Sonnenaufgang Indischer Ozean
Sonnenaufgang bei Sumatra im Indischen Ozean

Am zweiten Tag können wir sogar für einen halben Tag den Parasailor setzen, ein herrliches Gefühl bei wenig Wind und Null Welle mit den 140 m2 Tuch ohne Lärm dahinzugleiten. Spätestens jetzt sind wir froh, den Absprung geschafft zu haben, die Ruhe kehrt ein an Bord, wir werden langsam entspannt.

Der für den dritten Tag versprochene Wind setzt natürlich nur verspätet und auch noch sehr zögerlich ein. Man merke sich, alles was unter 10 Knoten vorausgesagt ist, kann auch gut mal ausbleiben. Den Wind, der da ist nützen wir und segeln so unfreiwillig einen Kurs relativ weit südlich. In der 5. Nacht merken wir, dass wir zu nahe an der Konvergenzzone gelandet sind und uns mitten im Gebiet der Gewitterzellen wiederfinden.

Eine ganze Nacht lang werden wir genervt von dem Spiel „Auffrischen, Richtungswechsel, Regenschauer, Flaute“ und dann geht es wieder von vorne los. Beim nächsten Wetterbericht laden wir die Regenprognose mit herunter und erkennen, dass wir uns am Rande eines Tiefs befinden müssen, dass sich vom Süd Indischen Ozean bis in den Norden zu uns ausbildet. Oder war es doch ein Hoch, aber mit ordentlich Regen und Gewitteraktivität am nördlichen Rand? Mit halben Wind und einer noch nie dagewesenen Durchschnittsgeschwindigkeit von über 9 Knoten entfliehen wir innerhalb von 9 Stunden dem Spuk in Richtung Norden. Ob wir doch mal einen längerfristigen Wetterbericht herunterladen?

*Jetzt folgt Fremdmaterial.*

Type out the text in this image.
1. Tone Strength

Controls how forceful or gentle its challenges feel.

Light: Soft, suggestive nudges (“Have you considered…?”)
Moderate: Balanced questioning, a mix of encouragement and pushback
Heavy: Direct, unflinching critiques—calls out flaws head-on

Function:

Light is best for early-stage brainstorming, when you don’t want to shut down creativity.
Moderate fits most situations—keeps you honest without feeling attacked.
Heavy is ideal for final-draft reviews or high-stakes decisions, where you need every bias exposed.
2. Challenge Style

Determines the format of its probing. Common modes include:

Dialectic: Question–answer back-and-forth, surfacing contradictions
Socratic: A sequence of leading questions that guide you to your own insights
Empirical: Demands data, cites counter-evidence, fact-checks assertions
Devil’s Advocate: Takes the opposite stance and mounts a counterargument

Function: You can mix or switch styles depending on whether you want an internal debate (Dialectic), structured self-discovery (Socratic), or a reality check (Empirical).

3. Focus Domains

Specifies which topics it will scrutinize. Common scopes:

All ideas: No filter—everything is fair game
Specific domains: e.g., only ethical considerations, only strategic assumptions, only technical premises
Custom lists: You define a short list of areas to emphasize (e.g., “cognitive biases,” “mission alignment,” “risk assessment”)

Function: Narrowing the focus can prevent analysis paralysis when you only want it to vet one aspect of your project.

Im Norden ist dann alles gut. Der Sternenhimmel ist getrübt nur noch von vereinzelten Kumuluswolken, es bläst bis zu 15 Knoten aus der richtigen Richtung und wir suchen uns die Besegelung aus, einmal mit Parasailor eher vor dem Wind, dann mit dem Screecher gemütlich durch die Nacht und schliesslich mit Gross und Fock mit leicht achterlichem Wind auf Kurs in Richtung Sri Lanka Südspitze.

Tanker Tanker Indischer Ozean
Tanker halten uns auf Trab auf der gesamten Strecke im Indischer Ozean

Piraten oder Fischer?

Am 3.2., Reto’s Geburtstag, bin ich mittags gerade im Bikini in der Küche am Bratkartoffeln braten, da sieht Reto ein Fischerboot auf uns zu kommen. „Schnell, zieh dir was an“ ruft er mir zu und ich streife ein T Shirt über und binde mir einen Sarong um. Mit der Kamera bewaffnet suche ich das Fischerboot. Es ist das erste seit Abfahrt in Penang und sieht interessant aus, wieder anders als in Indonesien, Thailand oder Malaysien. Doch was machen sie? Als Reto den Kurs ändert, machen sie vor uns einen Kreis und versuchen uns vor unserem Bug zu kreuzen. Zum Glück haben wir Platz genug um auf Halben Wind Kurs zu gehen, ich trimme die Segel und ab geht die Rauschefahrt. Sie winken uns noch eifrig zu, ich winke zurück, bin aber froh, dass sie mit uns nicht mithalten können….

Der Schock sitzt uns doch in den Gliedern. Das kann ab jetzt öfter passieren, darüber sind wir uns im Klaren. Zwar haben wir in den Philippinen und in Indonesien nur gute Erfahrungen mit Fischerbooten gemacht. Diese hatten sich aber anders angenähert und irgendwie freundlich gewirkt, mit Fischen gewunken ect. Und die Phillipinos wollten niemals mit einem Netz im Schlepptau direkt vor uns durch….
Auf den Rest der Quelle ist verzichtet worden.